Erin raised both brows. They had heard it when the lodge keeper brought them breakfast. She’d been nattering about how half the pastries she’d set aside for breakfast had mysteriously disappeared. They’d been delightful—sweet and with just the right amount of fruit interspersed between the flaky layers. Autumn could certainly understand how the pastries could have “walked away.” The whole time she’d been eating them, she’d been pondering if she could make a vendor deal for her first hotel.
Luke laughed. “Is that Cree in the background?”
Autumn sighed
. “Yes, that’s Cree. We had a chance to sample some of Headron’s products this morning here at the lodge. He’s very good.”
“Yep. He’s good, and his uncle is excellent. We keep joking that we’re going to take out insurance policies on their hands. So, in front of the coffee shop in an hour?”
She could hear water striking the sides of a shower, and if the shower in The Tin Can was anything like the one at the lodge, the water wouldn’t be hot for long.
“Yes, fine. An hour.”
“Great. See you then.” He disconnected.
Autumn set down the COM and fiddled with the strap.
She pondered getting up and tidying her room, but she’d already done that. She’d also unpacked some of her clothes and put them in the dresser and closet. Her makeup was already done and hair perfectly coiffed. There was nothing left to do.

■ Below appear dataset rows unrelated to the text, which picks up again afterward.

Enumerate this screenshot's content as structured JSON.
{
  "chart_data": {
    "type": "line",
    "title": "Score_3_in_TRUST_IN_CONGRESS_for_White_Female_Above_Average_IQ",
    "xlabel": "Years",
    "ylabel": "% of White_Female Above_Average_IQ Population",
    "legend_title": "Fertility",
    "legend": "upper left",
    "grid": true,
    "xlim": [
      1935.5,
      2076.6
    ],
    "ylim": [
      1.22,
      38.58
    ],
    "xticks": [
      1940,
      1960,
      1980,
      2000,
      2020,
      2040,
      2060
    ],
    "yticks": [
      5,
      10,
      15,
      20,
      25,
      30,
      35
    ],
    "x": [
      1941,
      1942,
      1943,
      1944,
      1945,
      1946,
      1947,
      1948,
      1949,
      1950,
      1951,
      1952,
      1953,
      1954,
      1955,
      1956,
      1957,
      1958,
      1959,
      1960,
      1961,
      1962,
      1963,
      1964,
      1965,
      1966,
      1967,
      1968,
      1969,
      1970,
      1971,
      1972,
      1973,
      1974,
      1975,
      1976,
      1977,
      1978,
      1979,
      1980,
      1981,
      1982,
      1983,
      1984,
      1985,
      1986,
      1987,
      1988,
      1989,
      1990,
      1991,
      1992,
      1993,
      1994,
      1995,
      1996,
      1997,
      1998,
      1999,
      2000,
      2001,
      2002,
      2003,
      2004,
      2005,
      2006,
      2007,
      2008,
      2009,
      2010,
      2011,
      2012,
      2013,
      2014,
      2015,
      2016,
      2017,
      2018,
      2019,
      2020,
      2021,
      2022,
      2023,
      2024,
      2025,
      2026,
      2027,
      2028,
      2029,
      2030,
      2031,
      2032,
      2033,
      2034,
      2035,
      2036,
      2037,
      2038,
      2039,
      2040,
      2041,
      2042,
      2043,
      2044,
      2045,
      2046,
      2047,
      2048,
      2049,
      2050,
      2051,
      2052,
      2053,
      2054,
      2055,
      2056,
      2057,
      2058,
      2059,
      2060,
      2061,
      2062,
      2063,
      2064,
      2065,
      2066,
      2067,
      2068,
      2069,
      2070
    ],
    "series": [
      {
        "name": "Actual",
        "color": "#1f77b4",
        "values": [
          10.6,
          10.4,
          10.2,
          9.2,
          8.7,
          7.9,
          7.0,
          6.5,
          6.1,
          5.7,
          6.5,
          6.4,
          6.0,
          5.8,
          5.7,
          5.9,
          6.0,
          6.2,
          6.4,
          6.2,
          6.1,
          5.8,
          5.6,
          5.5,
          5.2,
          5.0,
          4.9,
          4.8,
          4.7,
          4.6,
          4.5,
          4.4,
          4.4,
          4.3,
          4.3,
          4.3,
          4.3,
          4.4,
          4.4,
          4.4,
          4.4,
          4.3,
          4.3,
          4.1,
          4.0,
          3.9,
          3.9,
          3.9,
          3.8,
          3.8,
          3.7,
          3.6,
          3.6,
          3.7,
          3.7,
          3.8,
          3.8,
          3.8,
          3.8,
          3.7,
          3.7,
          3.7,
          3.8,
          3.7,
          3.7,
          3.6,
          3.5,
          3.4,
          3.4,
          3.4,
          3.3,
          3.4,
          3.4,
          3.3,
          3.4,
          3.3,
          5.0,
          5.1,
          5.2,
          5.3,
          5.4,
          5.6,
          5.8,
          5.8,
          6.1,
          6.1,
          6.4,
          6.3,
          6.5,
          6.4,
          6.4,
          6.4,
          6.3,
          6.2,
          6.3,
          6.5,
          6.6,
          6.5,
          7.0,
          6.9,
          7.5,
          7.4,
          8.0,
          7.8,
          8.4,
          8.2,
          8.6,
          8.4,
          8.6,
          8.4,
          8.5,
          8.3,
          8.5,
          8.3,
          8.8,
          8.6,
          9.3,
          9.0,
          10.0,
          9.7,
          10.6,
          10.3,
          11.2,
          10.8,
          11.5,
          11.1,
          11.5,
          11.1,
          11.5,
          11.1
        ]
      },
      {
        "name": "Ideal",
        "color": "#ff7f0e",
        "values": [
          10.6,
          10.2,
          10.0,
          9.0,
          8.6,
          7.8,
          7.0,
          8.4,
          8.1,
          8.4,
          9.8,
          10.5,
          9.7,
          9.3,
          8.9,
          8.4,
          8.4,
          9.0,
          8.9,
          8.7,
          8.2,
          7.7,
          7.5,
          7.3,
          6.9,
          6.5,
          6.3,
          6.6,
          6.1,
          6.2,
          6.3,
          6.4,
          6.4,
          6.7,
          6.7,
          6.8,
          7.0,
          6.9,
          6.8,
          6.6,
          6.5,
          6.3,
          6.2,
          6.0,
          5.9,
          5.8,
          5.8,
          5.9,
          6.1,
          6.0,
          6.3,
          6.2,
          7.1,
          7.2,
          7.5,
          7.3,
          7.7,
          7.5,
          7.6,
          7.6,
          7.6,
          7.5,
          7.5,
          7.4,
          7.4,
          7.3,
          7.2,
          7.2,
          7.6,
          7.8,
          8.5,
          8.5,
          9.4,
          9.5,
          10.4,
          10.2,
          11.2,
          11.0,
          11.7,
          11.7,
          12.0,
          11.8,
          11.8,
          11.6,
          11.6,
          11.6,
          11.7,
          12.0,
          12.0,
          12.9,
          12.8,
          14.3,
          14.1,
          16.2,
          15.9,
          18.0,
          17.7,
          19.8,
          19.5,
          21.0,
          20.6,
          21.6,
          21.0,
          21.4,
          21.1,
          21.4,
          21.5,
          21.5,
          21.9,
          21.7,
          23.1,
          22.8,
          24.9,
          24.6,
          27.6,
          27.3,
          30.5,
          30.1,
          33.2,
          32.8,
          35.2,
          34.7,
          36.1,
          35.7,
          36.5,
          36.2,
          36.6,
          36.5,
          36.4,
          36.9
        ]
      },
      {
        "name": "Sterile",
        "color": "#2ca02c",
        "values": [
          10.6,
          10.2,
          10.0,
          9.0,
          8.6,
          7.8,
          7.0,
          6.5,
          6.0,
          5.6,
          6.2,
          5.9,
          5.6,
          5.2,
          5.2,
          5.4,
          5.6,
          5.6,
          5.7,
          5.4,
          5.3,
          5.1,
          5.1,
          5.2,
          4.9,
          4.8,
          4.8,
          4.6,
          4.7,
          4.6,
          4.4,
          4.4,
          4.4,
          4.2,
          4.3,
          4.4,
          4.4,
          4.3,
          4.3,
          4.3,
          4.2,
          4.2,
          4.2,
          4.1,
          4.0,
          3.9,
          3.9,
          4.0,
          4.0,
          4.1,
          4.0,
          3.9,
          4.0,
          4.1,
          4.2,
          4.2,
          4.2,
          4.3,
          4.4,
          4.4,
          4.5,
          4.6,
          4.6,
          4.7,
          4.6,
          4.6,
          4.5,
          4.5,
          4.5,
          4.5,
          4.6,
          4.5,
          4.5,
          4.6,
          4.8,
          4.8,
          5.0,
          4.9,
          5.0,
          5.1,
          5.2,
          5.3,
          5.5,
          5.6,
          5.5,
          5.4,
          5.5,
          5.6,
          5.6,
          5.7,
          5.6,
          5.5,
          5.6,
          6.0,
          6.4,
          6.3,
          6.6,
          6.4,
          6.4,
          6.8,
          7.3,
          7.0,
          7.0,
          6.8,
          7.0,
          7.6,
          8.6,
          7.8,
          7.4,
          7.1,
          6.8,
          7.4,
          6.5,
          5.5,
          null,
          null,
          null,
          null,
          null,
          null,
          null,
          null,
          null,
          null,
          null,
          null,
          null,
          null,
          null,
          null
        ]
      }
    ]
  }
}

She wasn’t used to being so idle—to sitting still and waiting on people.
Wringing her hands, she scanned the main street and its low buildings and pondered taking a walk. Her apartment block wasn’t far, and if her contractor was worth his salt, he’d already be down at the site.
But she didn’t want to be seen there—not yet. She didn’t want the project tainted by her name until she’d had a chance to show people that she wasn’t like her father.
She would have killed for a newspaper. “Do you think this town has a newspaper?” she asked Cree.
Cree snorted. “You should travel more.”
“I don’t know what one thing has to do with the other.”
“If you traveled more, you’d guess that towns like these don’t need newspapers because they have a more robust information system.”
“What? Television?”
“No, silly. Their mouths.”
“Oh.”
Duh.
Chances were good that Autumn was the newest nugget of current events information making the rounds in the grapevine.
Less than an hour later, a sleek, silver ship about fifteen yards long set down in front of the lodge.